Un an plus tard le parquet abandonnera la qualification de tentative d’homicide et reconnaîtra que deux des quatre personnes arrêtées immédiatement n’ont pas participé à l’agression.

10 mois de détention provisoire, une justice dépassée

Aujourd’hui neuf personnes doivent comparaître devant un tribunal correctionnel pour des faits de violences et de dégradations aggravés.

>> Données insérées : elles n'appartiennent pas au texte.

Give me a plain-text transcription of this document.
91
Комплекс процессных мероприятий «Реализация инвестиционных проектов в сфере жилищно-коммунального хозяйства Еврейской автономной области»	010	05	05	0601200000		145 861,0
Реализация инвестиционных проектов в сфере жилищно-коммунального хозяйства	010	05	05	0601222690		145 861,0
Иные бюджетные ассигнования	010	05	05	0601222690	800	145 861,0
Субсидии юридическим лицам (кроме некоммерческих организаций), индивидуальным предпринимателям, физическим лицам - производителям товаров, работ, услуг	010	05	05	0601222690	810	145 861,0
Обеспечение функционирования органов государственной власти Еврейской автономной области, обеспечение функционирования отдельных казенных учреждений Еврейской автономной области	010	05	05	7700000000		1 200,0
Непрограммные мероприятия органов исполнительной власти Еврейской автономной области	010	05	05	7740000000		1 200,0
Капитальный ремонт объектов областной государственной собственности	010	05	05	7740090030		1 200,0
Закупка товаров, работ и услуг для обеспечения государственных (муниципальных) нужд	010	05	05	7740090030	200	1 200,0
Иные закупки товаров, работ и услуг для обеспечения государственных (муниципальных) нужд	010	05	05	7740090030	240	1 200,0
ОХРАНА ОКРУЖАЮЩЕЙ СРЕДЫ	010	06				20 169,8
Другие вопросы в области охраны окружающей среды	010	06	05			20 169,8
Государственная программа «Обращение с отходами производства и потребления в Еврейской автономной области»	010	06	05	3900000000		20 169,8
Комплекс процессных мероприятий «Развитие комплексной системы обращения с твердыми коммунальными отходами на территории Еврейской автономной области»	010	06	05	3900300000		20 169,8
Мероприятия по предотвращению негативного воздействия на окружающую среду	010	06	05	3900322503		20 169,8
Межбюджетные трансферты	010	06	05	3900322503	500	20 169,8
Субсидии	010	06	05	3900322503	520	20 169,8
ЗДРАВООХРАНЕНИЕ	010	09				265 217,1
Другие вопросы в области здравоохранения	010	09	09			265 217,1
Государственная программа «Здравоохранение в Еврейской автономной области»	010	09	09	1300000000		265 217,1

Trois ont reconnu les faits et ne présentent pas vraiment des profils de “terroristes” ni même de “l’ultra-gauche”. Une américaine transgenre, un informaticien au chômage inconnu des services de police et un jeune de 19 accusé d’avoir mis des coups de pieds dans la carrosserie du véhicule.

Un mandat d’arrêt est toujours en cours contre un suisse qui aurait jeté le fumigène à l’origine de l’incendie.

Pourtant deux frères ont passé respectivement plus d’un mois pour l’un et dix mois pour l’autre en détention provisoire. Étudiants à Nanterre, et engagés politiquement. C’est probablement cet engagement qu’ils ont payé. L’aîné a ainsi vu le parquet faire appel à trois reprises des décisions de libération prononcées par des juges des libertés.  

Une justice toujours pas à la hauteur

Aujourd’hui libérés, ils sont toujours poursuivis. Le plus jeune pour “participation à un groupement en vue de la préparation de violences volontaires” et risque jusqu’à un an d’emprisonnement et 15 000€ d’amendes. Le plus âgé est lui convoqué devant le juge pour “violences volontaires aggravées” et encourt jusqu’à 10 ans de prison.

Tous deux ont toujours nié leur implication dans l’attaque et ne sont devant le juge que sur le fondement du témoignage du policier des renseignements.

Le choix hier d’une salle d’à peine 50 places ne permettant même pas à tous les avocats de pouvoir s’asseoir à encore marqué une étape des ratages de la justice dans cette affaire. L’audience devrait reprendre aujourd’hui à 13h, dans la 16e salle du tribunal de Paris. Un rassemblement est prévu.